En la reciente gala de los Premios BAFTA, la actriz Emma Stone volvió a consolidarse como un ícono de estilo global. Con una propuesta firmada por Louis Vuitton, un vestido de escote lágrima. Un acierto perfecto.
La alfombra roja de los BAFTA suele ser el termómetro perfecto para las tendencias que dominarán el año, y en 2026, el veredicto es unánime: el minimalismo con intención está de regreso. Emma Stone, embajadora histórica de Louis Vuitton, personificó esta corriente con un estilismo que parece sencillo a simple vista, pero que encierra una arquitectura textil magistral diseñada para favorecer la silueta femenina. Stone, demostró que la sofisticación no reside en el exceso, sino en el corte estratégico. Su elección —un vestido negro que combinaba un cuello halter con un sugerente escote lágrima— no solo acaparó los flashes, sino que se posicionó como la inspiración definitiva para las invitadas de boda de este verano.

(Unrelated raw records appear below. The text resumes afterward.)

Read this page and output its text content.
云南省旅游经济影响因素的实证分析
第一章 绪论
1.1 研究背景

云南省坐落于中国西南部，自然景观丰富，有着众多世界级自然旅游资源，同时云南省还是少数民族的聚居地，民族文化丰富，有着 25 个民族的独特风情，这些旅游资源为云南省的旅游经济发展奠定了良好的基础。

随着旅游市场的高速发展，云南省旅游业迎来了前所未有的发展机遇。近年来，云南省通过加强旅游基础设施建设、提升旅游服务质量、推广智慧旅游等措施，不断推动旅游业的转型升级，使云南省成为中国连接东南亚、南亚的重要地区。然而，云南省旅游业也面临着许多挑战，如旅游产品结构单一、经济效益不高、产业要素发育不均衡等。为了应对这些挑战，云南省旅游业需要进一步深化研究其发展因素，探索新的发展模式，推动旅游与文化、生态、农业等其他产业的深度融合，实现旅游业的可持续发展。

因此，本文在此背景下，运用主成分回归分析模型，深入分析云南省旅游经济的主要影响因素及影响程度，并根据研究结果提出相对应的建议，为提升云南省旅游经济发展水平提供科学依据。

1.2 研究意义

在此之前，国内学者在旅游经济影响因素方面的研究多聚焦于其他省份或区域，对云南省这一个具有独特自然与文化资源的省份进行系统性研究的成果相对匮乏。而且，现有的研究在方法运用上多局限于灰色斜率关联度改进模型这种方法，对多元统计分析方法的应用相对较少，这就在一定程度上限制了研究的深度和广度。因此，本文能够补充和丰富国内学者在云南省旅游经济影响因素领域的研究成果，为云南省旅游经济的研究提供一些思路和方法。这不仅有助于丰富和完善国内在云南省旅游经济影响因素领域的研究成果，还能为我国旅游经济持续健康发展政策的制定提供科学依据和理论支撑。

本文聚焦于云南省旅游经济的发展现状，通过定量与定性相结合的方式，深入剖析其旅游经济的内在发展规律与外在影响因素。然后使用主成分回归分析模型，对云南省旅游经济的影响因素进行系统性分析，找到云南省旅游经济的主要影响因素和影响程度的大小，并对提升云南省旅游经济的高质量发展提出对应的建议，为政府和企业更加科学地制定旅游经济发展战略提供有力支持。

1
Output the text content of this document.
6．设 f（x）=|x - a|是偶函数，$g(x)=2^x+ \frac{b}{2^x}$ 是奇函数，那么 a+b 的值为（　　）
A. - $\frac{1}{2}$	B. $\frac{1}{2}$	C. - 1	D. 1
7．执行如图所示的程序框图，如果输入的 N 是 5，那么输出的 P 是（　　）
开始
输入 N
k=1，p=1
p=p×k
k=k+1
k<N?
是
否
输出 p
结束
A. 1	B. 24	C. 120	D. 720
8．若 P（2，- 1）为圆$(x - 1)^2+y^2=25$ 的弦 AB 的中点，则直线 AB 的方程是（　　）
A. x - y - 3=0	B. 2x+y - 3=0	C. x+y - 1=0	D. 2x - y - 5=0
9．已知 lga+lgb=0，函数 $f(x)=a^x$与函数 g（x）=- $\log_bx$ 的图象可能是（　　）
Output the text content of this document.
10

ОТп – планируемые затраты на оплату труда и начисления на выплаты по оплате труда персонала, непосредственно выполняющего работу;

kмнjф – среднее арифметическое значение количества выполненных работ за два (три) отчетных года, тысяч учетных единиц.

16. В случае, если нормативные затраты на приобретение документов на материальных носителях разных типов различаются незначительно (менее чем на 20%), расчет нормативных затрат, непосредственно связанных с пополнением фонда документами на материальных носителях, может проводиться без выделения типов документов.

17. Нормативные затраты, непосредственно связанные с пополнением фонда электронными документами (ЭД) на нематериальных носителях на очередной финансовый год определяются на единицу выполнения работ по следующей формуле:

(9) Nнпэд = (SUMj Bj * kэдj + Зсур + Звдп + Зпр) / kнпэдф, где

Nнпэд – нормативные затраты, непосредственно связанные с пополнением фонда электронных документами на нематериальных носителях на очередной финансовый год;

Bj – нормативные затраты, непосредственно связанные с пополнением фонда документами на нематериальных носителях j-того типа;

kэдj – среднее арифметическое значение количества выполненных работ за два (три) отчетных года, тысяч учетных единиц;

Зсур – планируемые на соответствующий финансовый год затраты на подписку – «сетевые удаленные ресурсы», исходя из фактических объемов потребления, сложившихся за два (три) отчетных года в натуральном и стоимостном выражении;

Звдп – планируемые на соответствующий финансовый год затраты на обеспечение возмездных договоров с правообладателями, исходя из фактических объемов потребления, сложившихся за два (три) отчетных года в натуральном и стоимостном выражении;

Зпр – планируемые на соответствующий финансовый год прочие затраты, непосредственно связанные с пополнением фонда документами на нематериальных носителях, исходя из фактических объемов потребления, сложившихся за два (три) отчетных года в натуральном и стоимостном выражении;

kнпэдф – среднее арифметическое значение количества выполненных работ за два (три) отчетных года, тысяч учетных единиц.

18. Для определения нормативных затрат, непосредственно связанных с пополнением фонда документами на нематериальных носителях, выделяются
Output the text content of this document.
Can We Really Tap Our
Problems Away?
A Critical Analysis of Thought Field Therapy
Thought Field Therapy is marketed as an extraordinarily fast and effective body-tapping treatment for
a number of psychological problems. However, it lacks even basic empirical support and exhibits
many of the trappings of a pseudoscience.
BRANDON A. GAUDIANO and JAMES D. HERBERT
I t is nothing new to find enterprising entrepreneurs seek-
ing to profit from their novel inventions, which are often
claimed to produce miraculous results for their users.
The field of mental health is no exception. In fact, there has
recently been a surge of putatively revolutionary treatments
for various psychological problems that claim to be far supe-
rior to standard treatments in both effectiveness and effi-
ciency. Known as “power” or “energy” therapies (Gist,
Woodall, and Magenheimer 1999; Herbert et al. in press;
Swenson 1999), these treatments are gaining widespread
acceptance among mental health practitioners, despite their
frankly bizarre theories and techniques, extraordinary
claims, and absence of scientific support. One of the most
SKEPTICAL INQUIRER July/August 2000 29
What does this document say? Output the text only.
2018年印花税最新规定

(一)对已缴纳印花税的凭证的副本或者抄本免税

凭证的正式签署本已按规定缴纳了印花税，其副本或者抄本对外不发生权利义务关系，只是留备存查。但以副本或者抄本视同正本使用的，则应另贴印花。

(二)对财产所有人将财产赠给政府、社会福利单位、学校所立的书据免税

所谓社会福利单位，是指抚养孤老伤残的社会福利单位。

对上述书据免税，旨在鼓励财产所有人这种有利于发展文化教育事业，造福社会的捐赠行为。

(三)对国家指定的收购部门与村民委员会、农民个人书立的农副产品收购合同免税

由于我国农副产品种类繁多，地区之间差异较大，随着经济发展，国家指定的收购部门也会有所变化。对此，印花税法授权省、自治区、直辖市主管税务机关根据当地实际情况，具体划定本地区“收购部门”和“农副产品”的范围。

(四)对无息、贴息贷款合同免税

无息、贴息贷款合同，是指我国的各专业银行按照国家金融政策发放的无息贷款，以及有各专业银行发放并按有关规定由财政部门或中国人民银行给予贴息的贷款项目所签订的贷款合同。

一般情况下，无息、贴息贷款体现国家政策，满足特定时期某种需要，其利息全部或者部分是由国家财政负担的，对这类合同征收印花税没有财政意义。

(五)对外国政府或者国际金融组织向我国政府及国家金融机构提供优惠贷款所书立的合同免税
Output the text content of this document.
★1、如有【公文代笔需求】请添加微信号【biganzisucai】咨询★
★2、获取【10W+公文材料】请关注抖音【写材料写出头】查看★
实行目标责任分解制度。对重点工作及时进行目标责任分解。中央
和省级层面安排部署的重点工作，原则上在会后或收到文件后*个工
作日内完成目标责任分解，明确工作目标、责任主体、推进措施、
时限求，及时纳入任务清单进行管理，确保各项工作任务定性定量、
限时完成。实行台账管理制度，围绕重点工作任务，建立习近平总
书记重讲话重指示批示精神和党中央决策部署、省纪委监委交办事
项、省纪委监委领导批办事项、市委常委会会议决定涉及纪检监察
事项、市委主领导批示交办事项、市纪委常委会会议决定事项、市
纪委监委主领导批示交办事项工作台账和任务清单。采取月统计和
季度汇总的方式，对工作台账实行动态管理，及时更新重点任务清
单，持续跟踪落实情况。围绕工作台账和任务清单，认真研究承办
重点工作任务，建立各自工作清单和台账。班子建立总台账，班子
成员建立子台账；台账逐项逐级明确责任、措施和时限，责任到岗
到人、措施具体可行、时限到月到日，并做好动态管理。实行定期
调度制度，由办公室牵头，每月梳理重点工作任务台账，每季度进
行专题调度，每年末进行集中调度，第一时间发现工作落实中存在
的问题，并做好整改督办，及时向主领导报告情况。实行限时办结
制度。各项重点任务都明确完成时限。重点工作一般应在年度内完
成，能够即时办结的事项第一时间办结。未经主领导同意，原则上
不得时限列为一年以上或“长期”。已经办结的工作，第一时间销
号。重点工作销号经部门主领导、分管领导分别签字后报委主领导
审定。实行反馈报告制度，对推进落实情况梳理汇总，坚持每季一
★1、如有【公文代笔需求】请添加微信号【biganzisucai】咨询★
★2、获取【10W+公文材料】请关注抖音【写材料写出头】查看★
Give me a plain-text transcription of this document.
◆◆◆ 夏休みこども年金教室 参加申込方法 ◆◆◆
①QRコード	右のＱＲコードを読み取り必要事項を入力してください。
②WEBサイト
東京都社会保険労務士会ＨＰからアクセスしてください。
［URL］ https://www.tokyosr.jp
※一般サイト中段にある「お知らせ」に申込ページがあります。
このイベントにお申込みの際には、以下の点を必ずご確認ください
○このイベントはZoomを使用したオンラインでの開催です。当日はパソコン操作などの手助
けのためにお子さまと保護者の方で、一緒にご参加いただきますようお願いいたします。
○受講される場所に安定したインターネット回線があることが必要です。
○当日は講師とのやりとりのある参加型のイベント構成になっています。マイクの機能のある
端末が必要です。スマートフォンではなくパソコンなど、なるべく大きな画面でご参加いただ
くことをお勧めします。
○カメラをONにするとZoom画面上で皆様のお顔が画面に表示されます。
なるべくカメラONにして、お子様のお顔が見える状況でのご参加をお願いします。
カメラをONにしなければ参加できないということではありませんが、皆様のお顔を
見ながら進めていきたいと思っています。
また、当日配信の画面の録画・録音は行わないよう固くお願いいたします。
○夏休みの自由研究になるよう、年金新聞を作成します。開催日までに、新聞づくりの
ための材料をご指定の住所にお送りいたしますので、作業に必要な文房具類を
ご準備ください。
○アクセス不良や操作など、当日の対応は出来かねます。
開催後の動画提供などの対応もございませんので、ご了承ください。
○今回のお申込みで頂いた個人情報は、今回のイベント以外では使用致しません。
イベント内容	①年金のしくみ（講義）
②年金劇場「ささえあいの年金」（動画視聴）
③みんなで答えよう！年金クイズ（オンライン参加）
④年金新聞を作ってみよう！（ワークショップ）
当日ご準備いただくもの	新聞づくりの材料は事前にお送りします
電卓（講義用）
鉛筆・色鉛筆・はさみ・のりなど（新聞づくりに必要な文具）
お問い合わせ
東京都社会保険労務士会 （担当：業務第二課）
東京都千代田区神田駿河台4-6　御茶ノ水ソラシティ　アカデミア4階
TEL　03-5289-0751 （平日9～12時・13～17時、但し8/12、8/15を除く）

Un diseño que equilibra la sensualidad y la sutileza, ideal para quienes buscan realzar su figura con un toque de distinción clásica.
En las sucesivas horas se develará si se lleva el Premio a Mejor actriz protagonista por Bugonia, un galardón que se disputa con Jessie Buckley, por Hamnet; Rose Byrne, por Si pudiera, te daría una patada; Kate Hudson, por Song Sung Blue; Chase Infiniti, por Una batalla tras otra y también con Renate Reinsve, por Valor sentimental.
El triunfo del cuello halter
El vestido de Stone se estructuraba sobre un cuello halter, una silueta que ha ganado un estatus legendario en la moda nupcial y de gala. No es casualidad que referentes como Jennifer Lopez, Hailey Bieber, Sofia Richie o Meghan Markle hayan recurrido a este corte en momentos clave.
El halter tiene la capacidad única de estilizar los hombros, alargar el cuello y despejar la espalda, creando una línea visual continua que favorece a casi todos los tipos de cuerpo. En el caso de Emma, este diseño se fundía con unas sandalias minimalistas de tiras finas, manteniendo la coherencia de un “total look” negro que evitaba cualquier distracción innecesaria.
Escote lágrima: sensualidad sutil
La verdadera estrella del conjunto fue el escote lágrima (o keyhole neckline). Esta pequeña abertura central, situada justo debajo del cuello, funciona como un foco de atención que rompe la sobriedad del vestido sin caer en la exposición excesiva.
¿Por qué es tan favorecedor, especialmente para quienes no tienen mucho busto?
-Encuadre visual: Al ser un escote cerrado en la parte superior, la pequeña abertura crea una ilusión de volumen y profundidad de manera controlada.
-Sensualidad contenida: A diferencia de los escotes profundos en “V”, el estilo lágrima sugiere en lugar de mostrar, aportando un aire de misterio y elegancia que resulta extremadamente refinado.
-Comodidad y soporte: Al ir unido al cuello halter, proporciona una sujeción excelente, permitiendo que la prenda se mantenga en su sitio sin necesidad de ajustes constantes, algo vital para eventos de larga duración.
Inspiración para las invitadas de verano 2026
El look de Emma Stone es la hoja de ruta perfecta para las bodas que se avecinan. Mientras que el negro es una apuesta segura para galas nocturnas, la estructura de su vestido se adapta perfectamente a paletas cromáticas veraniegas como el verde esmeralda, el terracota o los tonos pasteles.
La clave para replicar este éxito reside en los accesorios. Stone optó por la máxima de “menos es más”, permitiendo que el corte del vestido hablara por sí solo. Para una invitada de boda, unas joyas minimalistas y un peinado recogido —que despeje el cuello halter— completarán un estilismo que promete ser el más buscado de la temporada.
La joya de la corona de Louis Vuitton
Emma Stone ha vuelto a demostrar que la sensualidad no necesita de artificios para ser impactante. El escote lágrima es, sin duda, la tendencia que reconcilia la comodidad con el lujo, ofreciendo una alternativa fresca y moderna a los escotes tradicionales. En un 2026 que busca la autenticidad, esta apuesta por lo sutil se convierte en el mayor de los aciertos.